Being a pseudo-biochemist (pseudo in the sense that I only pretend
to be a biochemist, whereas in reality I write scientific development reports and other documents that no one will ever read but which I’ve convinced myself are just as fulfilling as doing real science), I find the premise of this novel to be incredibly interesting.
5α-Reductase deficiency is an autosomal recessive disorder; autosomal meaning that the gene coding for 5α-Reductase is not
located on a sex chromosome (X or Y), and recessive meaning that one would need two
copies of a mutated form of the gene in order to express the disease trait. Since we as a biological species inherit one copy of every gene from each of our parents, it would not be enough to have only one mutated form of this gene because a single “good” copy is all that’s required for proper function. Because of this, the proper-functioning gene is considered to be completely dominant
over the mutated form in terms of phenotypic expression.
Here is a Punnett square showing basic concepts of Mendelian genetics:
Each form of the gene is called an allele: “B” represents the dominant allele, or the healthy gene form; “b” represents the recessive allele.
If both parents are phenotypically “normal,” the only way they would be able to have any offspring with this disease is if they were both carriers, meaning they each have one dominant and one recessive allele.
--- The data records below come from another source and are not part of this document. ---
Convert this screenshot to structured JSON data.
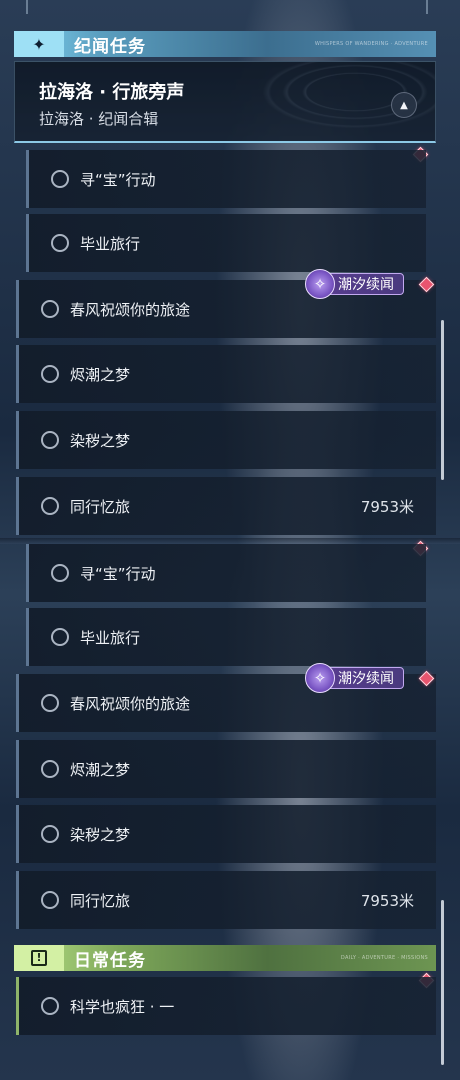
{
  "colors": {
    "marker": "#e8556f",
    "tide_badge": "#5a3d92",
    "category_blue": "#7fd1ef",
    "category_green": "#b7df86"
  },
  "category_story": {
    "label": "纪闻任务",
    "icon": "sparkle-icon",
    "deco": "WHISPERS OF WANDERING · ADVENTURE"
  },
  "series": {
    "title": "拉海洛 · 行旅旁声",
    "subtitle": "拉海洛 · 纪闻合辑",
    "toggle_icon": "collapse-arrow-icon"
  },
  "tide_badge": {
    "label": "潮汐续闻",
    "icon": "tide-swirl-icon"
  },
  "group1": {
    "quests": [
      {
        "label": "寻“宝”行动"
      },
      {
        "label": "毕业旅行"
      },
      {
        "label": "春风祝颂你的旅途"
      },
      {
        "label": "烬潮之梦"
      },
      {
        "label": "染秽之梦"
      },
      {
        "label": "同行忆旅",
        "distance": "7953米"
      }
    ]
  },
  "group2": {
    "quests": [
      {
        "label": "寻“宝”行动"
      },
      {
        "label": "毕业旅行"
      },
      {
        "label": "春风祝颂你的旅途"
      },
      {
        "label": "烬潮之梦"
      },
      {
        "label": "染秽之梦"
      },
      {
        "label": "同行忆旅",
        "distance": "7953米"
      }
    ]
  },
  "category_daily": {
    "label": "日常任务",
    "icon": "exclamation-icon",
    "deco": "DAILY · ADVENTURE · MISSIONS"
  },
  "daily": {
    "quests": [
      {
        "label": "科学也疯狂 · 一"
      }
    ]
  }
}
In this way, they are said to be heterozygous for this trait, the genotype of which is represented as “Bb.” For any child they conceive, there would exist a 25% chance of that child inheriting two recessive alleles. This is referred to as being homozygous recessive, the genotype of which is represented as “bb.” Only homozygous recessive children will express the disease.
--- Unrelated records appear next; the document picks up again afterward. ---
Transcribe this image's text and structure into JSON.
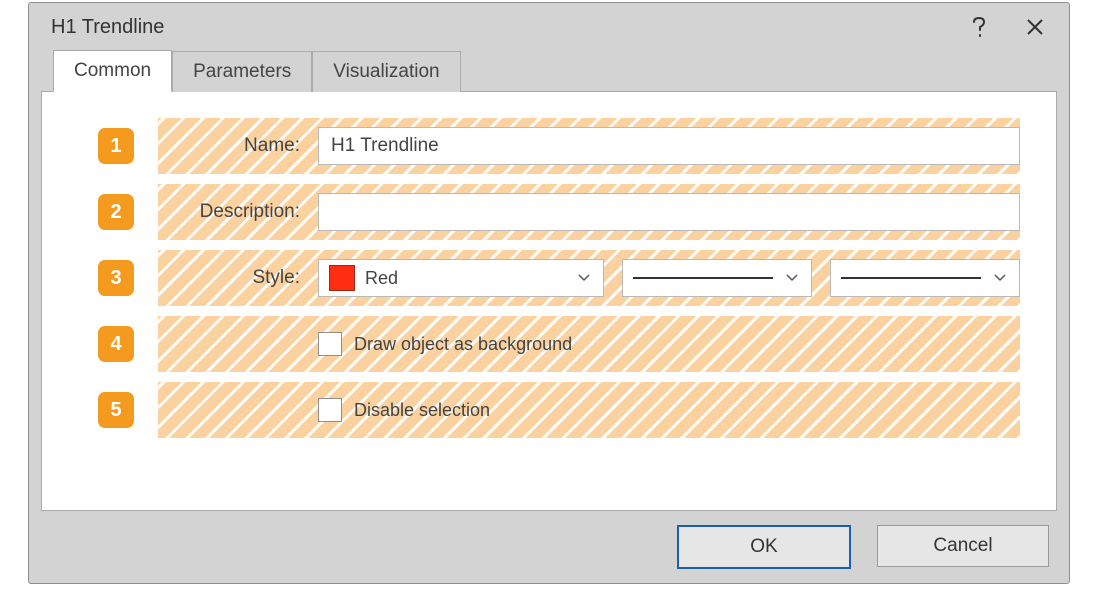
{
  "window": {
    "title": "H1 Trendline"
  },
  "tabs": {
    "common": "Common",
    "parameters": "Parameters",
    "visualization": "Visualization",
    "active": "common"
  },
  "badges": {
    "r1": "1",
    "r2": "2",
    "r3": "3",
    "r4": "4",
    "r5": "5"
  },
  "labels": {
    "name": "Name:",
    "description": "Description:",
    "style": "Style:"
  },
  "fields": {
    "name_value": "H1 Trendline",
    "description_value": ""
  },
  "style": {
    "color_label": "Red",
    "color_hex": "#ff2e12",
    "line_style": "solid",
    "line_width": "1"
  },
  "checks": {
    "draw_bg_label": "Draw object as background",
    "draw_bg_checked": false,
    "disable_sel_label": "Disable selection",
    "disable_sel_checked": false
  },
  "buttons": {
    "ok": "OK",
    "cancel": "Cancel"
  }
}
Since the protagonist of this novel has unluckily inherited both recessive alleles, one from each of his parents, he ends up with the disorder. So what is
this disorder, exactly? The 5α-Reductase gene codes for an enzyme which converts testosterone into a potent sex steroid called dihydrotestosterone
, or DHT, which plays a fundamental role in the formation of the male sex organs. Since disease subjects do not have the ability to convert testosterone into DHT, they end up with too much testosterone and not enough DHT, which in some cases leads to the formation of ambiguous genitalia.
These ambiguous genitalia form one of the many, but probably the most interesting, subjects of the novel. The author begins by tracing the history of these recessive alleles back through the family lineage before elegantly leading us to the budding of the protagonist’s crocus: his ambiguous little penis stub
(yes, you should click there; and yes, you should see that movie). Perhaps not surprisingly, the historical tracing reveals some ancestral inbreeding, as well. And since the protagonist is still genotypically male (even though he doesn’t know it and neither do his parents or anybody else), the real fun begins when he enters puberty.
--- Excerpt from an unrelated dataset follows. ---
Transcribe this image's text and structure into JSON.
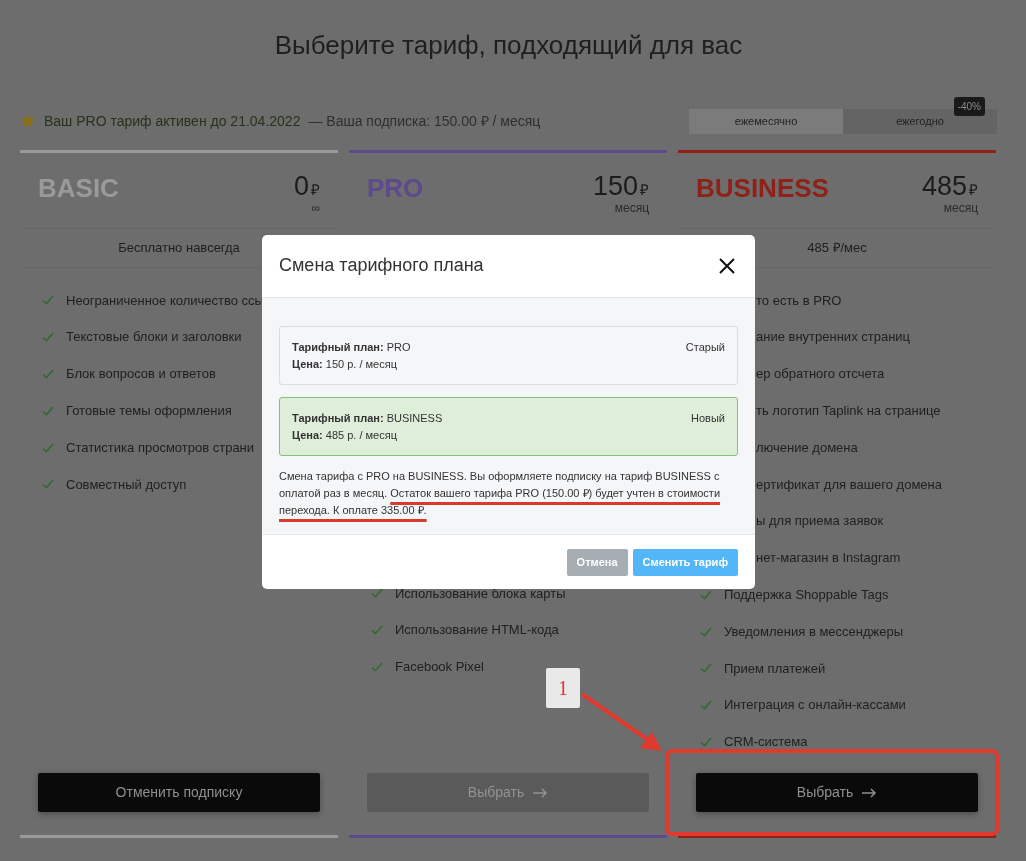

When I met with my book club to talk about this fantastic novel, a few pronoun choices were used for describing the protagonist: he, she, he-she-it, etc. But all joking aside, the protagonist is male. He is male by genotypic definition (he has two healthy sex chromosomes, one of which is a Y), and he sexually identifies himself as male which is consistent with other real-life sufferers of 5α-Reductase deficiency.